Similarity matrices obtained by LINflow, FastANI, sourmash and pyani for dataset B.
Heatmaps based on hierarchical clustering using the complete linkage method using the similarity matrices obtained with pyani (SF. 6), FastANI (SF. 7), LINflow (SF. 8), Sourmash k = 21 (SF. 9) and k = 51 (SF. 10) for dataset B.
Similarity matrices obtained by LINflow, FastANI, sourmash and pyani for dataset C.
Heatmaps based on hierarchical clustering using the complete linkage method using the similarity matrices obtained with pyani (SF. 11), FastANI (SF. 12), LINflow (SF. 13), Sourmash k = 21 (SF. 14) and k = 51 (SF. 15) for dataset C.

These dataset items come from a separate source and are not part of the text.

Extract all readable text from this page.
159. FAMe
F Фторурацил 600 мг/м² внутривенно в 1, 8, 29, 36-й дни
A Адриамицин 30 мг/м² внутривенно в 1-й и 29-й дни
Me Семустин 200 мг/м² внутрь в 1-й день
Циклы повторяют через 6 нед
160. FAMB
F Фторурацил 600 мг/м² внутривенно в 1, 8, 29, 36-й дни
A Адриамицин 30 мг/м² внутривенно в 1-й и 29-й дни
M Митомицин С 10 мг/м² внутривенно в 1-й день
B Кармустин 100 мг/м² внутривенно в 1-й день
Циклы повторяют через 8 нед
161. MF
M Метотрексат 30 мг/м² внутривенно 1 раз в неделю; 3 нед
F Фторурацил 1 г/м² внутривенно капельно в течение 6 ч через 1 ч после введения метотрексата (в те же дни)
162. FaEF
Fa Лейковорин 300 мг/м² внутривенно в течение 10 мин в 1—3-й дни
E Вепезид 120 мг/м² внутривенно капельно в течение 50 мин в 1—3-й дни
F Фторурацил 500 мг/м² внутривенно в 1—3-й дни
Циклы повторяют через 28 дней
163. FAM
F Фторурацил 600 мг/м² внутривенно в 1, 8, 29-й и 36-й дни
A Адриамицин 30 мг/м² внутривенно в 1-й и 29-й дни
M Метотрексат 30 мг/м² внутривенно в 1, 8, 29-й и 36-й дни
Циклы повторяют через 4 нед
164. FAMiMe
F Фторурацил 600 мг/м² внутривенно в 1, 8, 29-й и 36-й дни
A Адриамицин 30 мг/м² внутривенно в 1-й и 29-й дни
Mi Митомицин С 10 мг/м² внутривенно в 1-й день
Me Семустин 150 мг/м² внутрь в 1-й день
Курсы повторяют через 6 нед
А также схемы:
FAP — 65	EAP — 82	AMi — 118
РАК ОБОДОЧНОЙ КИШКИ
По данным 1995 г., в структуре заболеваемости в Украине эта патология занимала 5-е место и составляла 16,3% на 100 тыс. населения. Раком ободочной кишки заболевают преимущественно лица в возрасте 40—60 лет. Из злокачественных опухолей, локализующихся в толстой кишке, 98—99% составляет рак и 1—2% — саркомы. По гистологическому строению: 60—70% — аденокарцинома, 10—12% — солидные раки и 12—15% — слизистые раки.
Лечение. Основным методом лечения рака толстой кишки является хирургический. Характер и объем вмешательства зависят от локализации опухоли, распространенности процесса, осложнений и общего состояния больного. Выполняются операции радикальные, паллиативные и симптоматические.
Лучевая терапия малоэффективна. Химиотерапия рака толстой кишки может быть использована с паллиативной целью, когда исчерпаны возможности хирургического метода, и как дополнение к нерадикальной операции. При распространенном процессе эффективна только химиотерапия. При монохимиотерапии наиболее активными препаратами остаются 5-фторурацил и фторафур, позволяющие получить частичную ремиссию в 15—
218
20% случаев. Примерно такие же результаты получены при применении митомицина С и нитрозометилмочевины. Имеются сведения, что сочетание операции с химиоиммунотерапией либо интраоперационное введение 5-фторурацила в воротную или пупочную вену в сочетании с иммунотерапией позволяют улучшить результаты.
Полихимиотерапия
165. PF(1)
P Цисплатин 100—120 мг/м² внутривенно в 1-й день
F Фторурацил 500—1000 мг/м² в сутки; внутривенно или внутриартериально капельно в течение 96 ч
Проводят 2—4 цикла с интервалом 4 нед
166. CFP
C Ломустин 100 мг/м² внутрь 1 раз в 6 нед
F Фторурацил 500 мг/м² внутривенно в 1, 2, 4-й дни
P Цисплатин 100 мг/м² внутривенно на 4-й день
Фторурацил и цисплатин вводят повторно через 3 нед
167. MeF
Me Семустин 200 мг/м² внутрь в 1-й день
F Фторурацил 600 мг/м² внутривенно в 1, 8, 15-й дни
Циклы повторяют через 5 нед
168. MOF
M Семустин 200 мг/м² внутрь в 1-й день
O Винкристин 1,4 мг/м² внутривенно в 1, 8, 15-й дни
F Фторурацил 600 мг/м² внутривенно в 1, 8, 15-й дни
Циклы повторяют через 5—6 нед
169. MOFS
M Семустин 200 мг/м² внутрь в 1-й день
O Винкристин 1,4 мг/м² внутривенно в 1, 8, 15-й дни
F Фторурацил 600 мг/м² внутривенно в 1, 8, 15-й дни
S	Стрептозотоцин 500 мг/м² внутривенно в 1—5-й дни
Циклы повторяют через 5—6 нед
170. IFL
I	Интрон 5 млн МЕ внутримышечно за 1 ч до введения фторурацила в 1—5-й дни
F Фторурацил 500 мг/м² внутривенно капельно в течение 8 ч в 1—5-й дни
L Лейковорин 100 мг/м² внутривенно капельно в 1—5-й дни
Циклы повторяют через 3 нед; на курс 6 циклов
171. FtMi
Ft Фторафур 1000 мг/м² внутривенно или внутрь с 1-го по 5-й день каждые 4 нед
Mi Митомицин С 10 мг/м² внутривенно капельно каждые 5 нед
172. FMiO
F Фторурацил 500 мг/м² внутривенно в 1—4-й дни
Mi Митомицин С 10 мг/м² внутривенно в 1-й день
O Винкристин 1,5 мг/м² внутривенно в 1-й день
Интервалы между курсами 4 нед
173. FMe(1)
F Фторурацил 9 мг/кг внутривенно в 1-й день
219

Similarity matrices obtained by LINflow, FastANI, sourmash and pyani for dataset D.
Heatmaps based on hierarchical clustering using the complete linkage method using the similarity matrices obtained with pyani (SF. 16), FastANI (SF. 17), LINflow (SF. 18), Sourmash k = 21 (SF. 19) and k = 51 (SF. 20) for dataset D.
Genomes of data set A, B, C, D and E and their LINs assigned by LINflow and Cophenetic correlations of hierarchical clustering dendrograms based on similarity matrices generated by different software.
Genomes of data set A, B, C, D and E and their LINs assigned by LINflow are listed in the Table S1 tab. Cophenetic correlations of hierarchical clustering dendrograms based on similarity matrices generated by different software are listed in the Table S2 tab.